DON’T BET the back forty or even your worst deer rifle on this one, but a researcher claims to have found a previously undiscovered bacteria that’s the real cause of chronic wasting disease (CWD), fueling hopes for in-field testing and a vaccine.

Dr. Frank Bastian, a veteran neuropathologist formerly with the Louisiana State University Agricultural Center, said he’s proven a bacteria called spiroplasma to be the causative agent for CWD.

He was quoted in Outdoor Life magazine as saying past research showing the cause to be deformed proteins, called prions, was wrong.

“I’ve tested scrapie in sheep, CWD in deer and elk . . . the spiroplasma are there in every instance. Prions are not. They are the causative agent. And when you find the causative agent, and it’s a bacteria, you’re able to develop antibodies and treat that disease,” he said.

For the record, we have no independent verification of Bastian’s findings and there are a bunch of researchers urging caution. Even the National Deer Alliance and the Pennsylvania Game Commission have shared statements that cast doubt on the new findings.

“Decades of research have provided abundant evidence that prions are the infectious agent for CWD,” the commission said in a statement.

The topic goes far beyond saving deer and elk, for it is believed that humans have also been impacted by prions that are widely known as transmissible spongiform encephalopathies (TSE).

The naysayers point to past studies that link CWD in deer and Creutzfeldt-Jakob disease (CJD) in humans to similar prions, including one study that said any result proving bacteria as the cause has never been reproduced in a lab.

Enter Dr. Bastian, who claims to have been able to reproduce his results thanks to advancements in the way the bacteria is grown in a lab environment.

“I have grown the novel spiroplasma out of every sample of TSE-affected tissue I have tried,” Bastian told Outdoor Life. “I have grown it out of CJD-, CWD- and scrapie-affected tissues. Prion proteins are absent in 10% of cases of TSE.” 
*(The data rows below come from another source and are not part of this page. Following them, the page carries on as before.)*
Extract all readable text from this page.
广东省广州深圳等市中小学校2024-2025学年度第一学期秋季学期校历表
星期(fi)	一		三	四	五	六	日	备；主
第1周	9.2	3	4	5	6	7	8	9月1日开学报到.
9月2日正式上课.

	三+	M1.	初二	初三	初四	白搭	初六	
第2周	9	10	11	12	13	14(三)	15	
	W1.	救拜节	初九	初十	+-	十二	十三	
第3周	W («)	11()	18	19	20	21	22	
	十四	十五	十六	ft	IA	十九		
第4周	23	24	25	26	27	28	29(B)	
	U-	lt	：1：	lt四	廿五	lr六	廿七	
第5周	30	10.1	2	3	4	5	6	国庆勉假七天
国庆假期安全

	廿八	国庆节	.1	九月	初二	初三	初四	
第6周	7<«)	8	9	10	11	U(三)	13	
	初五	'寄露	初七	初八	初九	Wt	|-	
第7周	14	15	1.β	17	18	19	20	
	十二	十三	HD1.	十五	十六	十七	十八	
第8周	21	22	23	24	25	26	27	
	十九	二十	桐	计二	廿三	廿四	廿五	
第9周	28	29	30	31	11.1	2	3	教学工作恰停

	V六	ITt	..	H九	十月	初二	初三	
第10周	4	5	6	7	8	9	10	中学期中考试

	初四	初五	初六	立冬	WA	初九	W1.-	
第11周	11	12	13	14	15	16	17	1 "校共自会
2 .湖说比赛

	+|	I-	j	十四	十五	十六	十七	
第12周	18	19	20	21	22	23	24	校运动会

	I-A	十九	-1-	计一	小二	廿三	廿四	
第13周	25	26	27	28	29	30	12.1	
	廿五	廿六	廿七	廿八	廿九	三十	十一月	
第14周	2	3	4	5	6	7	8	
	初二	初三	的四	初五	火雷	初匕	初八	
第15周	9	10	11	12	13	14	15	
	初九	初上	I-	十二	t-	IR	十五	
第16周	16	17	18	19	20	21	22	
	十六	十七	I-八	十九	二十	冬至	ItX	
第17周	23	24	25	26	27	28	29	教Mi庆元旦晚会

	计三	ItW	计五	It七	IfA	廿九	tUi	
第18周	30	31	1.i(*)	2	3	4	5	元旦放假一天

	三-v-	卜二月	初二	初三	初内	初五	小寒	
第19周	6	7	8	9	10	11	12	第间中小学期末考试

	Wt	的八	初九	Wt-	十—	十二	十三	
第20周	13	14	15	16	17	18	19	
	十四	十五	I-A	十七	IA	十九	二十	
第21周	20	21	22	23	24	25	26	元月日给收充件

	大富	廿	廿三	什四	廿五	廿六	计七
The potential discovery and all the controversy is worth some attention because if Bastian is correct, it would be a total game-changer for how we deal with all similar diseases.

The discovery went viral recently after a video was released sharing statements in early February made by Unified Sportsman of Pennsylvania ecologist John Eveland.
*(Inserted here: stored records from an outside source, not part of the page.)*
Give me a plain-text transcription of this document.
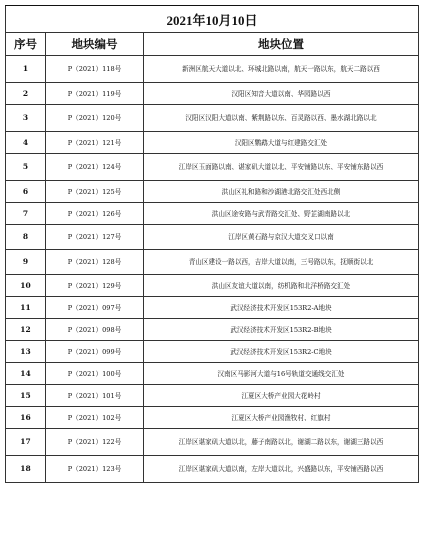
2021年10月10日		
序号	地块编号	地块位置
1	P（2021）118号	新洲区航天大道以北、环城北路以南，航天一路以东，航天二路以西
2	P（2021）119号	汉阳区知音大道以南、华园路以西
3	P（2021）120号	汉阳区汉阳大道以南、紫荆路以东、百灵路以西、墨水湖北路以北
4	P（2021）121号	汉阳区鹦鹉大道与红建路交汇处
5	P（2021）124号	江岸区玉面路以南、谌家矶大道以北、平安铺路以东、平安铺东路以西
6	P（2021）125号	洪山区礼和路和沙湖港北路交汇处西北侧
7	P（2021）126号	洪山区途安路与武青路交汇处、野芷湖南路以北
8	P（2021）127号	江岸区黄石路与京汉大道交叉口以南
9	P（2021）128号	青山区建设一路以西，吉岸大道以南，三号路以东，抚顺街以北
10	P（2021）129号	洪山区友谊大道以南，纺机路和北洋桥路交汇处
11	P（2021）097号	武汉经济技术开发区153R2-A地块
12	P（2021）098号	武汉经济技术开发区153R2-B地块
13	P（2021）099号	武汉经济技术开发区153R2-C地块
14	P（2021）100号	汉南区马影河大道与16号轨道交通线交汇处
15	P（2021）101号	江夏区大桥产业园大花岭村
16	P（2021）102号	江夏区大桥产业园渔牧村、红旗村
17	P（2021）122号	江岸区谌家矶大道以北，藤子南路以北，谢湖二路以东，谢湖三路以西
18	P（2021）123号	江岸区谌家矶大道以南，左岸大道以北，兴盛路以东，平安铺西路以西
“We are here today to announce that we have discovered the real cause of CWD, and that we will have a cure and field application in 12 to 18 months,” said Eveland. “We now are set on a path to end this disease and pending nightmare in Pennsylvania, across America and throughout the world.”
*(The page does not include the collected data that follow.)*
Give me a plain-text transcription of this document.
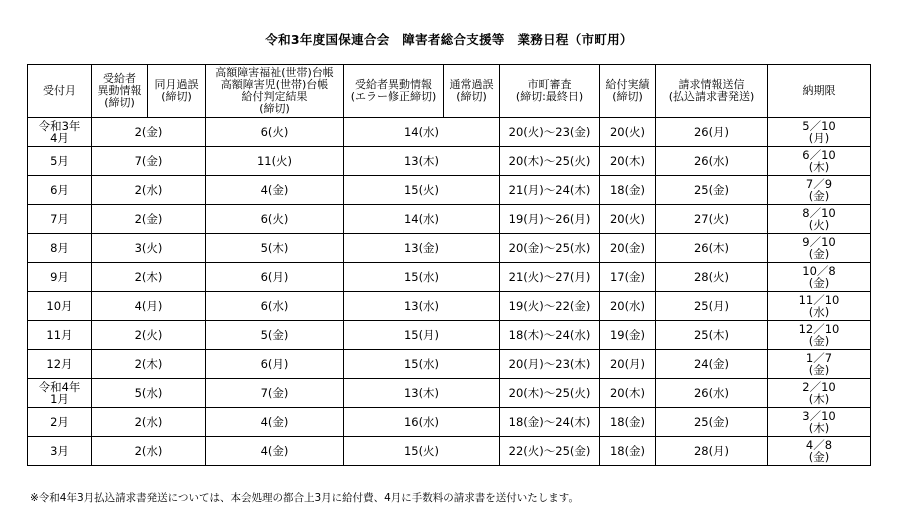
令和3年度国保連合会　障害者総合支援等　業務日程（市町用）
受付月	受給者
異動情報
(締切)	同月過誤
(締切)	高額障害福祉(世帯)台帳
高額障害児(世帯)台帳
給付判定結果
(締切)	受給者異動情報
(エラー修正締切)	通常過誤
(締切)	市町審査
(締切:最終日)	給付実績
(締切)	請求情報送信
(払込請求書発送)	納期限
令和3年
4月	2(金)		6(火)	14(水)		20(火)～23(金)	20(火)	26(月)	5／10
(月)
5月	7(金)		11(火)	13(木)		20(木)～25(火)	20(木)	26(水)	6／10
(木)
6月	2(水)		4(金)	15(火)		21(月)～24(木)	18(金)	25(金)	7／9
(金)
7月	2(金)		6(火)	14(水)		19(月)～26(月)	20(火)	27(火)	8／10
(火)
8月	3(火)		5(木)	13(金)		20(金)～25(水)	20(金)	26(木)	9／10
(金)
9月	2(木)		6(月)	15(水)		21(火)～27(月)	17(金)	28(火)	10／8
(金)
10月	4(月)		6(水)	13(水)		19(火)～22(金)	20(水)	25(月)	11／10
(水)
11月	2(火)		5(金)	15(月)		18(木)～24(水)	19(金)	25(木)	12／10
(金)
12月	2(木)		6(月)	15(水)		20(月)～23(木)	20(月)	24(金)	1／7
(金)
令和4年
1月	5(水)		7(金)	13(木)		20(木)～25(火)	20(木)	26(水)	2／10
(木)
2月	2(水)		4(金)	16(水)		18(金)～24(木)	18(金)	25(金)	3／10
(木)
3月	2(水)		4(金)	15(火)		22(火)～25(金)	18(金)	28(月)	4／8
(金)
※令和4年3月払込請求書発送については、本会処理の都合上3月に給付費、4月に手数料の請求書を送付いたします。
First discovered at a Colorado research facility in the late 1960s, CWD incidences are known to exist in 251 counties in 24 states and two Canadian provinces.

Based on past research, there is no known cure, no concrete evidence as to how exactly the disease is spread, and it is believed to be 100% fatal.

And right now, the only way to test for CWD is by studying the head and neck of a dead animal, which is effective but limiting.

Bastian’s research, if correct, could change all of that. It could lead to an in-field blood test where deer hunters could quickly determine if the spiroplasma bacteria is present. It could lead to a vaccine that would help deer farmers and may impact the wild herd, if we can figure out how to get them inoculated.

Maybe an oral vaccine such as the one I remember taking as a kid for polio, on a sugar cube, would work at deer feeding stations to vaccinate large portions of the wild deer herd?

I don’t know Bastian and I certainly know nothing of his integrity or his motives. The Pennsylvania group did not abandon him after he left the university over a patent dispute on his discovery. In fact, they are setting up a new lab for him in New Orleans this month so the research can continue.

But as a deer hunter, I know that an in-field test kit that allows hunters to immediately test dead deer before they touch or field-dress them would be of great value. Long-term, it could save the sport of deer hunting.

Game farms would find it extremely helpful to be able to test live animals for the spiroplasma bacteria while they are still alive, and prior to a purchase or relocation efforts.

At present, the scientific community is still labeling this potential discovery as a theory. It hasn’t been proven or verified, and not one wildlife agency in the country has come forward to vouch for it.

I’m keeping an open mind on this one. Just because other researchers have ruled out bacteria as a cause for CWD doesn’t mean Bastian is wrong. We don’t know how extensive the previous research has been on bacterial causes.

But there is also competition for research funds and revenues from new drugs that sometimes influence research priorities. It will take time for independent testing to confirm or refute his findings.

Wouldn’t it be a hoot to go from a baiting and feeding ban in CWD-affected counties to being asked by the state to feed wild deer with vaccine-tainted food?

Only time will tell whether this new theory is proven true by scientific standards. If the results can’t be replicated, we’ll know that someone jumped the gun. If they can be reproduced, the ramifications will be felt worldwide.

For the sake of deer and deer hunting’s future, I hope Bastian is right.